The tax appraiser and collector’s position was that Mary Jane waived the homestead exemption benefits from 2007 through 2011 by failing to file a homestead application in her name and that when co-owner Frank died there was a change in ownership requiring Mary Jane to notify the Martin County Property Appraiser of that fact and by not doing so, the tax collectors lien was valid.
The trial court ruled in favor of Mary Jane and ordered the tax collector to refund her $283,070.45, with interest.
In reviewing the case, the 4th District Court of Appeals Court utilized statutory construction principals that if the constitutional language is clear there are no other tools of construction needed. However, if the language is ambiguous or does not address the exact issue before the court, the court must endeavor to construe the constitutional provisions in a manner consistent with the intent of the framers and the voters.
In citing to previous case, the court said that “The goal of homestead has remained stable: To protect the family. Homestead promotes the stability and welfare of the state by securing to the householder a home, so that the homeowner and his or her heirs may live beyond the reach of financial misfortune.”
Once the homestead exemption is granted, the homeowner is not required to submit a renewal application each year unless there has been a change affecting the property’s homestead status. Refiling is required when the property granted an exemption is sold or otherwise disposed of, when the ownership changes in any manner, when the applicant ceases to use the property as his or her homestead, or when the status of the owner changes so as to change the exempt status of the property.
“Save Our Homes” assessment caps interlocks and goes along with the homestead exemption. The “Save Our Homes” amendments implementing statute specifically provides that there is no change in ownership when there is a transfer of homestead property to one spouse upon the death of the other. Therefore, Mary Jane was entitled to continue to enjoy the homestead exemption because she continued to occupy the home as her primary residence.
Another subsection of the implementing statute provides that a husband and wife, who owned and both permanently resided on a previous homestead, shall each be considered to have received the homestead exemption even though only the husband or the wife applied for the homestead exemption on the previous homestead.
Strengthening the argument that there was not a change in ownership or use in this case was the fact that the Spains owned the in tenancy by the entireties.

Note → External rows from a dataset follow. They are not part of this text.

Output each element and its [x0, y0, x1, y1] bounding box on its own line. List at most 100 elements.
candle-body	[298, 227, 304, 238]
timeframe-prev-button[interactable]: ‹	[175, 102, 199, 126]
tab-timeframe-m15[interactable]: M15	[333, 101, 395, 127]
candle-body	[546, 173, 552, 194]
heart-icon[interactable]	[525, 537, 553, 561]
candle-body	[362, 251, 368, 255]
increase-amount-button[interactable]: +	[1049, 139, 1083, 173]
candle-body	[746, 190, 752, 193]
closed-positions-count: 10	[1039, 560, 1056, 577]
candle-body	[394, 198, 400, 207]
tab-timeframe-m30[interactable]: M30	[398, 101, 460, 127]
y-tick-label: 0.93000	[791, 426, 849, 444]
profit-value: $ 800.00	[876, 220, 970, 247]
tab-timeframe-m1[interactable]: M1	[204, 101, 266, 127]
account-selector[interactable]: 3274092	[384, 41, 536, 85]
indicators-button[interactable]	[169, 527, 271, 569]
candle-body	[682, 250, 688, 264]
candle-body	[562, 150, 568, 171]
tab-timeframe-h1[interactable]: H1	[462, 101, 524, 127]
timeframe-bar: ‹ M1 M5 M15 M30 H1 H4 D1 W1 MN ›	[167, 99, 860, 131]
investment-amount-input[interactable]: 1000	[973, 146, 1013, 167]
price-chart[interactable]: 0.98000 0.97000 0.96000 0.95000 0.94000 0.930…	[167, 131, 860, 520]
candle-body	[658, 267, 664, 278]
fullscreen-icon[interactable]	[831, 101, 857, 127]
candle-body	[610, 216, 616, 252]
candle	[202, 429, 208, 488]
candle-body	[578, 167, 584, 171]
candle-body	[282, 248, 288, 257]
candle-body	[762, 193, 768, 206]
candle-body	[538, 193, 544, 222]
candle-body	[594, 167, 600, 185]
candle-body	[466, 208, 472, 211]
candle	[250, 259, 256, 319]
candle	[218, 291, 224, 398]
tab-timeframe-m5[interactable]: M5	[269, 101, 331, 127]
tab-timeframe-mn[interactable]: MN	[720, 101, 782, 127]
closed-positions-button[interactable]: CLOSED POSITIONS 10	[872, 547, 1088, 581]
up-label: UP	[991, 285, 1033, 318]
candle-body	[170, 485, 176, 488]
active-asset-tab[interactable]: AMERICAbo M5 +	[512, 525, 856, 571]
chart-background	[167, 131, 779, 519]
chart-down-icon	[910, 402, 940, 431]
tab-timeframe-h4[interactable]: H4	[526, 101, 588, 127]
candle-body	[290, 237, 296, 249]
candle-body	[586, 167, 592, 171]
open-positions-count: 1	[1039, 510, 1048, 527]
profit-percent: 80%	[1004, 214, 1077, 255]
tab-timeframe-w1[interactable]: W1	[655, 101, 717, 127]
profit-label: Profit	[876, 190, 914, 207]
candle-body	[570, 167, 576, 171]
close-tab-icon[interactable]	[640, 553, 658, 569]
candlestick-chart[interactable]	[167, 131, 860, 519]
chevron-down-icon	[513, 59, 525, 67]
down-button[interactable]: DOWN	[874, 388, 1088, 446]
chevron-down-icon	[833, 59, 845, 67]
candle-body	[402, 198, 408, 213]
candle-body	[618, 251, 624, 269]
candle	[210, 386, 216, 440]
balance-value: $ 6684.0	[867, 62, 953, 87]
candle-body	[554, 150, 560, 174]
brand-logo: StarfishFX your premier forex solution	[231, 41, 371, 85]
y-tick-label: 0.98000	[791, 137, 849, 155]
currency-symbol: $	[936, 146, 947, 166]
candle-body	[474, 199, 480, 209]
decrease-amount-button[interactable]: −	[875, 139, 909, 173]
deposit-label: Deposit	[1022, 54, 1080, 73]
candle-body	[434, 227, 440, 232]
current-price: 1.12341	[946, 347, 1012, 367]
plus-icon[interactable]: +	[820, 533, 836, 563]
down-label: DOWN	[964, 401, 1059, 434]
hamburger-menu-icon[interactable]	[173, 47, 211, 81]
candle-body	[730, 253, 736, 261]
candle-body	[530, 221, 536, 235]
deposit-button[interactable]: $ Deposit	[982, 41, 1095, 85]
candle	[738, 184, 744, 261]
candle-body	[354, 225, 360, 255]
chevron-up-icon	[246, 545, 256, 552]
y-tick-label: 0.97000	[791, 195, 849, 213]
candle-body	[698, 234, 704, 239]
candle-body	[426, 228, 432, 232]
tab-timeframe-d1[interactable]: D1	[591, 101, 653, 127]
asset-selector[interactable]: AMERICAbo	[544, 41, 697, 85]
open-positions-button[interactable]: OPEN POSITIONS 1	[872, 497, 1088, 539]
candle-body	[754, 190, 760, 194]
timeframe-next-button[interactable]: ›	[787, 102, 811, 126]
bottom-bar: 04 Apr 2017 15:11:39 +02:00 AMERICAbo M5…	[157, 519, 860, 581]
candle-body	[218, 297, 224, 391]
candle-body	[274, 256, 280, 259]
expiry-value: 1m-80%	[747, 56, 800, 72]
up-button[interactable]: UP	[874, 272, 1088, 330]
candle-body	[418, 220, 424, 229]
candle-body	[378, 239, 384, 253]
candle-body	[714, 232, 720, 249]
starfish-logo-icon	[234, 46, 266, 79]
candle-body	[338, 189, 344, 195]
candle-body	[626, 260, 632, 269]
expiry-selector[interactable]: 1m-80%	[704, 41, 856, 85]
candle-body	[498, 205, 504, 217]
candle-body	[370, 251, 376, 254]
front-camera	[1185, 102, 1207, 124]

“In a tenancy by entireties, the husband and wife hold the property ‘per tout’ such that both are treated as one person and neither spouse can see, forfeit, or encumber any part of the estate without the consent of the other.”
When one of the tenants by the entirety dies, the surviving tenant receives no greater estate than the survivor already possessed. It is just that the interest of the deceased tenant ceases.
The court concluded by stating that: “It is a great injustice to take a surviving spouse who, after her husband’s death, continues to properly enjoy the homestead classification and treat her as a scofflaw by imposing a 50 percent penalty of the taxes exempted plus 15 percent interest on what is purportedly owed.”